Isle of Lismore
ACROSS Loch Linnhe from Port Appin, the island of Lismore claims ancient origins. An early Christian settlement was founded there by St Moluag, who, legend has it, staked his claim to the island in a coracle race against St Columba. Columba was narrowing ahead as they neared the shore, so Moluag, desperate to claim the land, cut off his own little finger with an axe and threw it on to the shore – ensuring that at least a part of him reached the island first.
The island’s Gaelic name ‘LiosMor’ meaning ‘great garden’ is an apt one, particularly once the fuchsias which decorate every hedgerow bloom - though the fertility of its soil may owe less to an infusion of saintly blood than to its limestone base and temperate climate.

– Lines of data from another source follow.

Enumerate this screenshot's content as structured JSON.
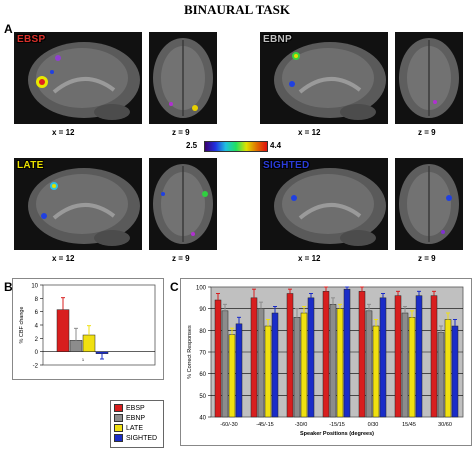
{
  "title": "BINAURAL TASK",
  "panel_labels": {
    "a": "A",
    "b": "B",
    "c": "C"
  },
  "brain_panels": [
    {
      "condition": "EBSP",
      "label_color": "#d8302a",
      "sagittal": "x = 12",
      "axial": "z = 9"
    },
    {
      "condition": "EBNP",
      "label_color": "#c0c0c0",
      "sagittal": "x = 12",
      "axial": "z = 9"
    },
    {
      "condition": "LATE",
      "label_color": "#e8e000",
      "sagittal": "x = 12",
      "axial": "z = 9"
    },
    {
      "condition": "SIGHTED",
      "label_color": "#2a3cd8",
      "sagittal": "x = 12",
      "axial": "z = 9"
    }
  ],
  "colorbar": {
    "min": "2.5",
    "max": "4.4"
  },
  "legend": [
    {
      "name": "EBSP",
      "color": "#d81e1e"
    },
    {
      "name": "EBNP",
      "color": "#8c8c8c"
    },
    {
      "name": "LATE",
      "color": "#f0e010"
    },
    {
      "name": "SIGHTED",
      "color": "#1a2cc8"
    }
  ],
  "chart_data": [
    {
      "type": "bar",
      "title": "",
      "xlabel": "",
      "ylabel": "% CBF change",
      "ylim": [
        -2,
        10
      ],
      "yticks": [
        -2,
        0,
        2,
        4,
        6,
        8,
        10
      ],
      "categories": [
        "1"
      ],
      "series": [
        {
          "name": "EBSP",
          "values": [
            6.3
          ],
          "errors": [
            1.8
          ]
        },
        {
          "name": "EBNP",
          "values": [
            1.7
          ],
          "errors": [
            1.8
          ]
        },
        {
          "name": "LATE",
          "values": [
            2.5
          ],
          "errors": [
            1.4
          ]
        },
        {
          "name": "SIGHTED",
          "values": [
            -0.3
          ],
          "errors": [
            0.8
          ]
        }
      ]
    },
    {
      "type": "bar",
      "title": "",
      "xlabel": "Speaker Positions (degrees)",
      "ylabel": "% Correct Responses",
      "ylim": [
        40,
        100
      ],
      "yticks": [
        40,
        50,
        60,
        70,
        80,
        90,
        100
      ],
      "categories": [
        "-60/-30",
        "-45/-15",
        "-30/0",
        "-15/15",
        "0/30",
        "15/45",
        "30/60"
      ],
      "series": [
        {
          "name": "EBSP",
          "values": [
            94,
            95,
            97,
            98,
            98,
            96,
            96
          ],
          "errors": [
            3,
            4,
            2,
            2,
            2,
            2,
            2
          ]
        },
        {
          "name": "EBNP",
          "values": [
            89,
            90,
            86,
            92,
            89,
            88,
            79
          ],
          "errors": [
            3,
            3,
            4,
            3,
            3,
            3,
            3
          ]
        },
        {
          "name": "LATE",
          "values": [
            78,
            82,
            88,
            90,
            82,
            86,
            85
          ],
          "errors": [
            3,
            3,
            3,
            2,
            3,
            3,
            3
          ]
        },
        {
          "name": "SIGHTED",
          "values": [
            83,
            88,
            95,
            99,
            95,
            96,
            82
          ],
          "errors": [
            3,
            3,
            2,
            1,
            2,
            2,
            3
          ]
        }
      ]
    }
  ]
}
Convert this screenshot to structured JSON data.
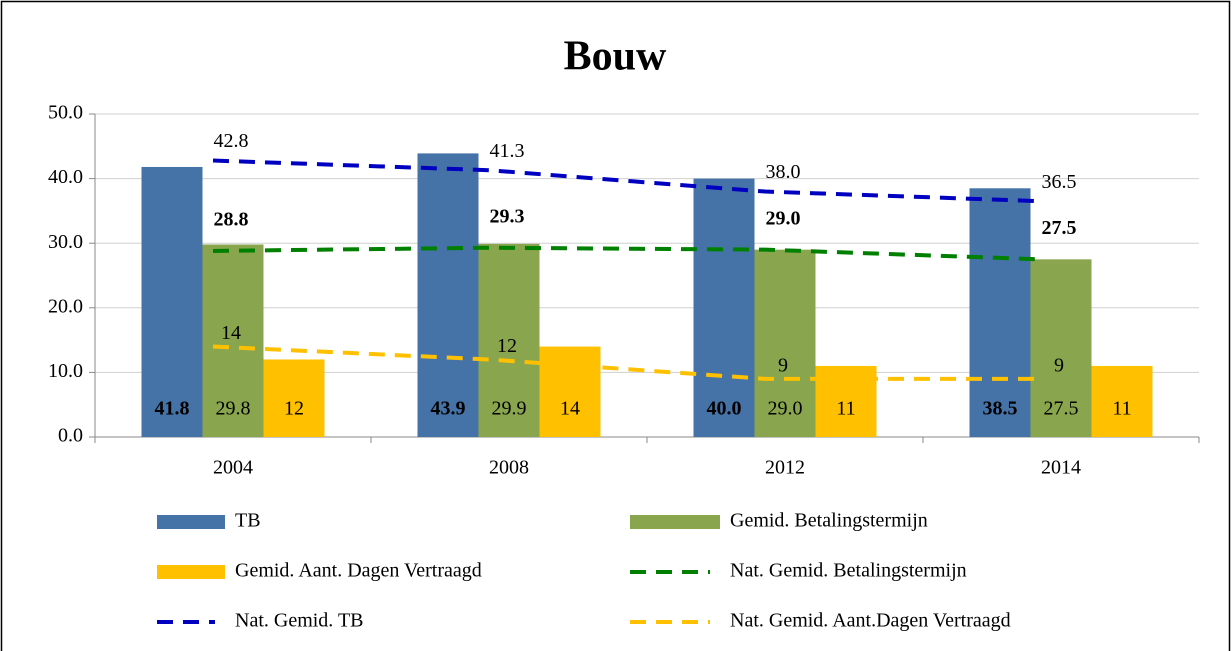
{
  "chart_data": {
    "type": "bar",
    "title": "Bouw",
    "categories": [
      "2004",
      "2008",
      "2012",
      "2014"
    ],
    "ylim": [
      0,
      50
    ],
    "yticks": [
      {
        "value": 0,
        "label": "0.0"
      },
      {
        "value": 10,
        "label": "10.0"
      },
      {
        "value": 20,
        "label": "20.0"
      },
      {
        "value": 30,
        "label": "30.0"
      },
      {
        "value": 40,
        "label": "40.0"
      },
      {
        "value": 50,
        "label": "50.0"
      }
    ],
    "grid": true,
    "series": [
      {
        "name": "TB",
        "type": "bar",
        "color": "#4572a7",
        "label_color": "#ffffff",
        "values": [
          41.8,
          43.9,
          40.0,
          38.5
        ],
        "value_labels": [
          "41.8",
          "43.9",
          "40.0",
          "38.5"
        ]
      },
      {
        "name": "Gemid. Betalingstermijn",
        "type": "bar",
        "color": "#89a54e",
        "label_color": "#000000",
        "values": [
          29.8,
          29.9,
          29.0,
          27.5
        ],
        "value_labels": [
          "29.8",
          "29.9",
          "29.0",
          "27.5"
        ]
      },
      {
        "name": "Gemid. Aant. Dagen Vertraagd",
        "type": "bar",
        "color": "#ffc000",
        "label_color": "#000000",
        "values": [
          12,
          14,
          11,
          11
        ]
      },
      {
        "name": "Nat. Gemid. Betalingstermijn",
        "type": "line",
        "color": "#008000",
        "label_color": "#4f6228",
        "values": [
          28.8,
          29.3,
          29.0,
          27.5
        ],
        "value_labels": [
          "28.8",
          "29.3",
          "29.0",
          "27.5"
        ]
      },
      {
        "name": "Nat. Gemid. TB",
        "type": "line",
        "color": "#0000c0",
        "label_color": "#0000c0",
        "values": [
          42.8,
          41.3,
          38.0,
          36.5
        ],
        "value_labels": [
          "42.8",
          "41.3",
          "38.0",
          "36.5"
        ]
      },
      {
        "name": "Nat. Gemid. Aant.Dagen Vertraagd",
        "type": "line",
        "color": "#ffc000",
        "label_color": "#ffc000",
        "values": [
          14,
          12,
          9,
          9
        ]
      }
    ]
  }
}
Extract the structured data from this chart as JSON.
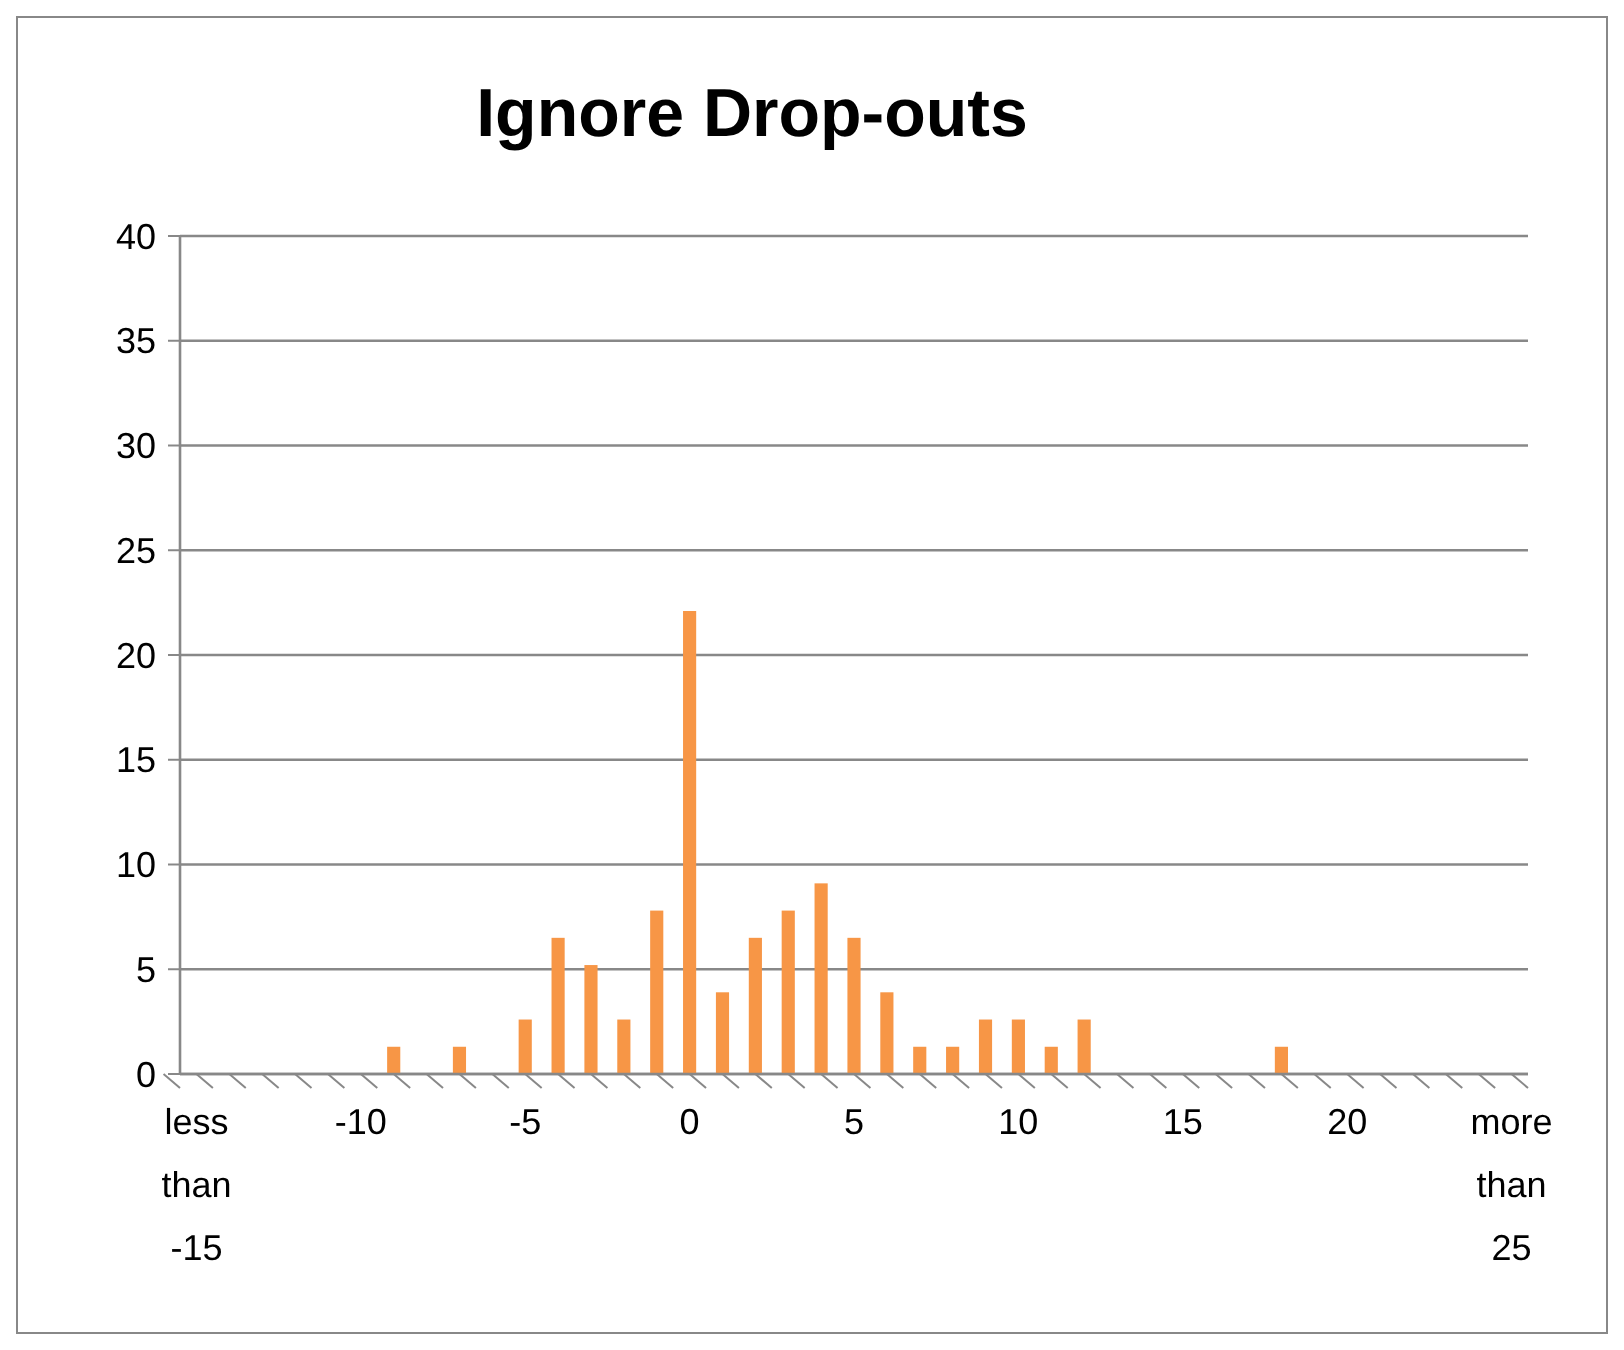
{
  "chart_data": {
    "type": "bar",
    "title": "Ignore Drop-outs",
    "categories": [
      "less than -15",
      null,
      null,
      null,
      null,
      "-10",
      null,
      null,
      null,
      null,
      "-5",
      null,
      null,
      null,
      null,
      "0",
      null,
      null,
      null,
      null,
      "5",
      null,
      null,
      null,
      null,
      "10",
      null,
      null,
      null,
      null,
      "15",
      null,
      null,
      null,
      null,
      "20",
      null,
      null,
      null,
      null,
      "more than 25"
    ],
    "values": [
      0,
      0,
      0,
      0,
      0,
      0,
      1.3,
      0,
      1.3,
      0,
      2.6,
      6.5,
      5.2,
      2.6,
      7.8,
      22.1,
      3.9,
      6.5,
      7.8,
      9.1,
      6.5,
      3.9,
      1.3,
      1.3,
      2.6,
      2.6,
      1.3,
      2.6,
      0,
      0,
      0,
      0,
      0,
      1.3,
      0,
      0,
      0,
      0,
      0,
      0,
      0
    ],
    "color": "#f79646",
    "ylim": [
      0,
      40
    ],
    "yticks": [
      0,
      5,
      10,
      15,
      20,
      25,
      30,
      35,
      40
    ],
    "grid": "y"
  }
}
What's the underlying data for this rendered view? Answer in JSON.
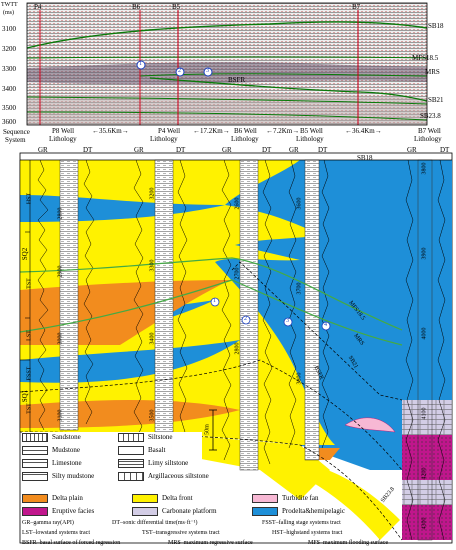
{
  "seismic": {
    "axis_title": "TWTT",
    "axis_unit": "(ms)",
    "ticks": [
      "3100",
      "3200",
      "3300",
      "3400",
      "3500",
      "3600"
    ],
    "wells": [
      "P4",
      "B6",
      "B5",
      "B7"
    ],
    "surfaces": [
      "SB18",
      "MFS18.5",
      "MRS",
      "BSFR",
      "SB21",
      "SB23.8"
    ],
    "circles": [
      "1",
      "2",
      "3"
    ]
  },
  "section": {
    "header_sequence": "Sequence",
    "header_system": "System",
    "wells": [
      {
        "name": "P8 Well",
        "lith": "Lithology",
        "gr": "GR",
        "dt": "DT"
      },
      {
        "name": "P4 Well",
        "lith": "Lithology",
        "gr": "GR",
        "dt": "DT"
      },
      {
        "name": "B6 Well",
        "lith": "Lithology",
        "gr": "GR",
        "dt": "DT"
      },
      {
        "name": "B5 Well",
        "lith": "Lithology",
        "gr": "GR",
        "dt": "DT"
      },
      {
        "name": "B7 Well",
        "lith": "Lithology",
        "gr": "GR",
        "dt": "DT"
      }
    ],
    "distances": [
      "35.6Km",
      "17.2Km",
      "7.2Km",
      "36.4Km"
    ],
    "sequences": [
      "SQ2",
      "SQ1"
    ],
    "systems": [
      "HST",
      "TST",
      "LST",
      "FSST",
      "TST"
    ],
    "depths": {
      "p8": [
        "2800",
        "2900",
        "3000",
        "3100"
      ],
      "p4": [
        "3200",
        "3300",
        "3400",
        "3500"
      ],
      "b6": [
        "2600",
        "2700",
        "2800"
      ],
      "b5": [
        "3600",
        "3700",
        "3800"
      ],
      "b7": [
        "3800",
        "3900",
        "4000",
        "4100",
        "4200",
        "4300"
      ]
    },
    "surfaces": [
      "SB18",
      "MFS18.5",
      "MRS",
      "SB21",
      "BSFR",
      "SB23.8"
    ],
    "scale": "50m",
    "circles": [
      "1",
      "2",
      "3",
      "4"
    ]
  },
  "legend": {
    "lithology": [
      "Sandstone",
      "Siltstone",
      "Mudstone",
      "Basalt",
      "Limestone",
      "Limy siltstone",
      "Silty mudstone",
      "Argillaceous siltstone"
    ],
    "facies": [
      {
        "label": "Delta plain",
        "color": "#f28c1e"
      },
      {
        "label": "Delta front",
        "color": "#fff200"
      },
      {
        "label": "Turbidite fan",
        "color": "#f7b8d4"
      },
      {
        "label": "Eruptive facies",
        "color": "#c0168c"
      },
      {
        "label": "Carbonate platform",
        "color": "#d3cde6"
      },
      {
        "label": "Prodelta&hemipelagic",
        "color": "#1e8fd8"
      }
    ],
    "abbreviations": [
      "GR–gamma ray(API)",
      "DT–sonic differential time(ms·ft⁻¹)",
      "FSST–falling stage systems tract",
      "LST–lowstand systems tract",
      "TST–transgressive systems tract",
      "HST–highstand systems tract",
      "BSFR–basal surface of forced regression",
      "MRS–maximum regressive surface",
      "MFS–maximum flooding surface"
    ]
  }
}
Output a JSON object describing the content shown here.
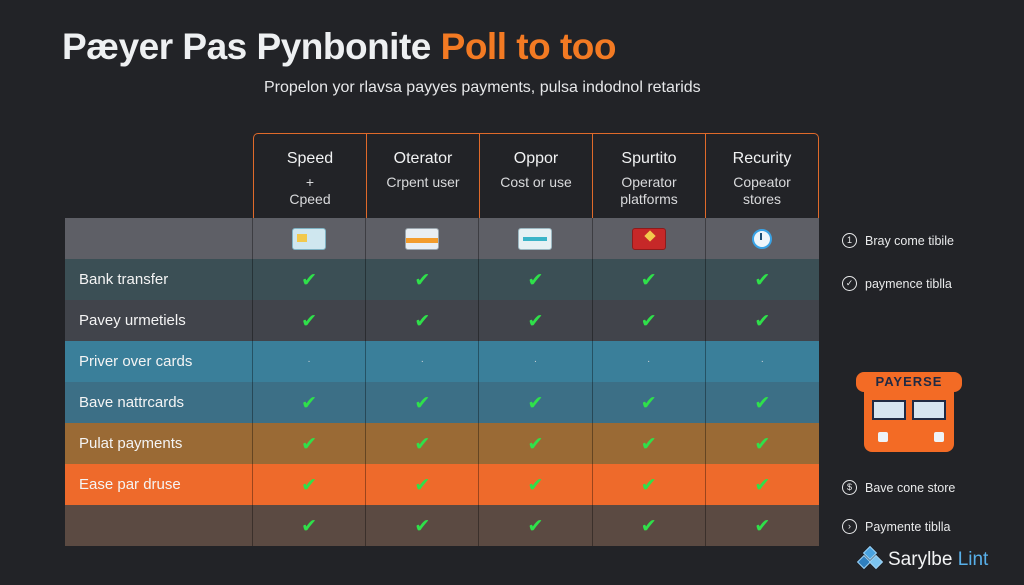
{
  "title": {
    "main": "Pæyer Pas Pynbonite ",
    "accent": "Poll to too"
  },
  "subtitle": "Propelon yor rlavsa payyes payments, pulsa indodnol retarids",
  "columns": [
    {
      "title": "Speed",
      "sub": "+\nCpeed"
    },
    {
      "title": "Oterator",
      "sub": "Crpent user"
    },
    {
      "title": "Oppor",
      "sub": "Cost or use"
    },
    {
      "title": "Spurtito",
      "sub": "Operator\nplatforms"
    },
    {
      "title": "Recurity",
      "sub": "Copeator\nstores"
    }
  ],
  "icon_row": {
    "bg": "#5e5f66",
    "icons": [
      "keypad-card-icon",
      "orange-credit-card-icon",
      "teal-credit-card-icon",
      "red-flag-card-icon",
      "clock-icon"
    ]
  },
  "rows": [
    {
      "label": "Bank transfer",
      "bg": "#3b4f55",
      "cells": [
        "check",
        "check",
        "check",
        "check",
        "check"
      ]
    },
    {
      "label": "Pavey urmetiels",
      "bg": "#41444b",
      "cells": [
        "check",
        "check",
        "check",
        "check",
        "check"
      ]
    },
    {
      "label": "Priver over cards",
      "bg": "#3a7f9a",
      "cells": [
        "dot",
        "dot",
        "dot",
        "dot",
        "dot"
      ]
    },
    {
      "label": "Bave nattrcards",
      "bg": "#3c6f86",
      "cells": [
        "check",
        "check",
        "check",
        "check",
        "check"
      ]
    },
    {
      "label": "Pulat payments",
      "bg": "#9a6a35",
      "cells": [
        "check",
        "check",
        "check",
        "check",
        "check"
      ]
    },
    {
      "label": "Ease par druse",
      "bg": "#ee6a2b",
      "cells": [
        "check",
        "check",
        "check",
        "check",
        "check"
      ]
    },
    {
      "label": "",
      "bg": "#5b4a42",
      "cells": [
        "check",
        "check",
        "check",
        "check",
        "check"
      ]
    }
  ],
  "notes": [
    {
      "icon": "1",
      "text": "Bray come tibile"
    },
    {
      "icon": "✓",
      "text": "paymence tiblla"
    },
    {
      "icon": "$",
      "text": "Bave cone store"
    },
    {
      "icon": "›",
      "text": "Paymente tiblla"
    }
  ],
  "kiosk": {
    "banner": "PAYERSE"
  },
  "brand": {
    "part1": "Sarylbe ",
    "part2": "Lint"
  },
  "colors": {
    "accent": "#f37a23",
    "check": "#2fe04a",
    "background": "#222327"
  }
}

Lismore can be reached by a car ferry from Oban, but the little passenger ferry from Port Appin offers a more intimate experience and with an abundance of wildflowers, the island lends itself to a close-up exploration on foot or bike. Spend a day peddling around the island’s single track roads, stopping to explore the sites. Tirefour Castle is an Iron Age broch, whose impressive remains can be climbed for unbeatable views over the loch. Coeffin Castle dates to the 13th century, and you can also scramble up the ruins- take a picnic and enjoy the views over the island and the loch! Achanduin Castle west of Achnacroish also dates to the 13th century, its brooding ruins overlooking the island of Bernera.
Stop in at the Lismore Gaelic Heritage Centre for a coffee and cake- the cream scones are renowned here! While you are there, browse the history of the island.
Lismore is a wonderful day trip getaway that is so close yet feels like a world away.